The girls and I decided to watch a movie. But first, we had to go pick up Jane's new glasses. I don't know why hers were ready and Ana's and mine weren't but off we went.
We had just gotten back from that when the optical place called, "Mrs. Cooper? YOUR glasses and Ana's just came in!"
Well, we'll just turn right around and drive back then, shall we? Of course we shall. Because I live for that kind of thing. Because the entire freaking day has been a complete freaking waste anyway, what's ONE MORE DISORGANIZED, USELESS TRIP WITH MY UNGRATEFUL SPAWN???
Here's Jane in one of her TWO new pairs (don't ask me how that happened but I think she cast a spell on the optician because she got TWO pair for the same price that I paid for Ana's.)
Here's Ana who was so happy about her new glasses, she kept wandering around just LOOKING at things. "Mom, I can see the words on that box over there. And the leaves--I can see the leaves on the trees! Oh, I'm so happy! I can see!") (Mind you, the girls had just been to the eye doctor in November so it's not like she's been forced to go without seeing for very long... but it still made me feel like I should have gotten them this check-up sooner. The possibilities for guilt in motherhood are just ENDLESS.)
And here are MINE as I try to approximate what my face must have looked like in the grocery store.
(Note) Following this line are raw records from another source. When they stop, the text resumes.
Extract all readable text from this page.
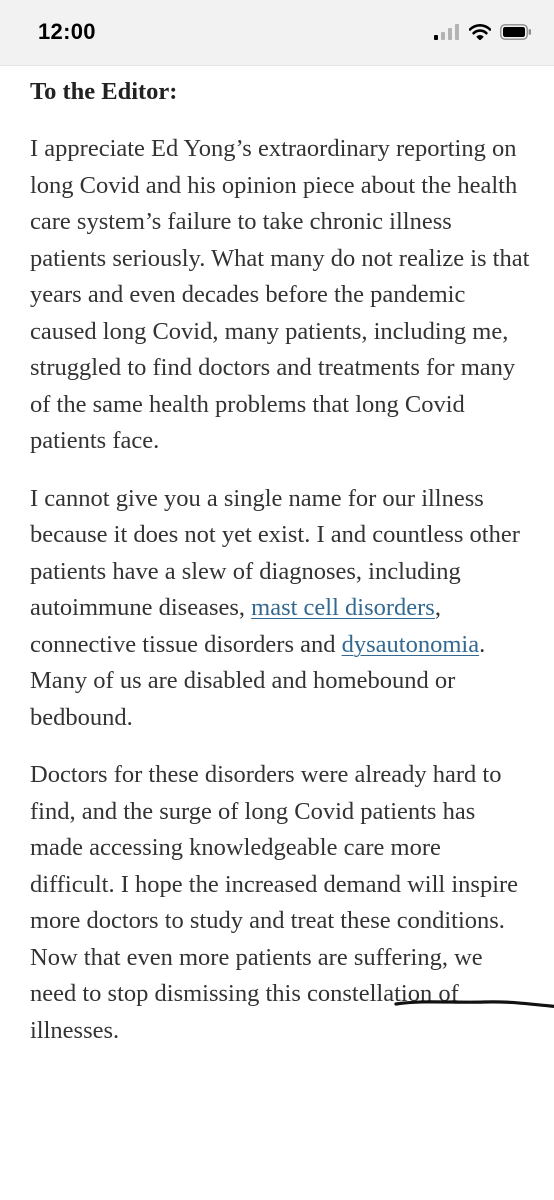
12:00

To the Editor:

I appreciate Ed Yong’s extraordinary reporting on long Covid and his opinion piece about the health care system’s failure to take chronic illness patients seriously. What many do not realize is that years and even decades before the pandemic caused long Covid, many patients, including me, struggled to find doctors and treatments for many of the same health problems that long Covid patients face.

I cannot give you a single name for our illness because it does not yet exist. I and countless other patients have a slew of diagnoses, including autoimmune diseases, mast cell disorders, connective tissue disorders and dysautonomia. Many of us are disabled and homebound or bedbound.

Doctors for these disorders were already hard to find, and the surge of long Covid patients has made accessing knowledgeable care more difficult. I hope the increased demand will inspire more doctors to study and treat these conditions. Now that even more patients are suffering, we need to stop dismissing this constellation of illnesses.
Quite the week--er, I mean, DAY.
Comments
I can't help wondering whether the "actual screaming" in the checkout line was done by your kids or you. Because I've come really close a few times myself. :-)
I love reading your blogs for this very reason, Barb... Because in five minutes of reading I get updates of how yall are, what yall are up to, and how the girls are behaving themselves. Perhaps you can take the angle of, if suddenly Ana and Jane started behaving themselves and doing exactly what they were told to do all the time... what on earth would you blog about?
Laughing, laughing at the supermarket meltdown(s). Last one of those I had to endure was when LittleBit was two; Mom was visiting from Idaho, and she and Firstborn and LittleBit and I had gone to get groceries. LittleBit was two, and tired. When she started to wind up, I looked her squarely in the eye and said, "If you pitch a fit, I will leave Sissy and Grandma here at the store, and I will take you home, and I will come back to the store and go shopping without you." She did, and I did. I had to drive with one hand and hold her in her car seat with the other [back in the thrilling days of yesteryear, before we knew to keep them in the back seat until they are almost old enough to drive, themselves].
Thank you for starting my Thursday with a belly laugh.
Also I think it is great that you are able to fill your whole recycle bin. Ours looks pathetic in comparison to yours and we only put it our every two weeks because weekly is unnecessary for us. I hope you can last another two weeks!
That sounded sick, but you know what I mean.
And your one mistake here? You should have made the girls peel all those tomatoes.
I think SC's suggestion for the girls' appropriate punishment is a good one. Make them peel tomatoes until they're thirty.
What about puppy pads for Syd? Like, reverse housetraining. Back in NH (so, pre-dog door), I used to leave Maggie with hospital chux (like washable puppy pads) when I had a particularly long shift. She did well with it.
OK, that sounds worse than it is, but still. Punishment follows. I like the peeling tomatoes until they're 30 idea. Too bad my tomatoes didn't take off this year.
Read the "Living Alone" portion of my August 27 posting.
It will either make you laugh or want to put your head in the oven.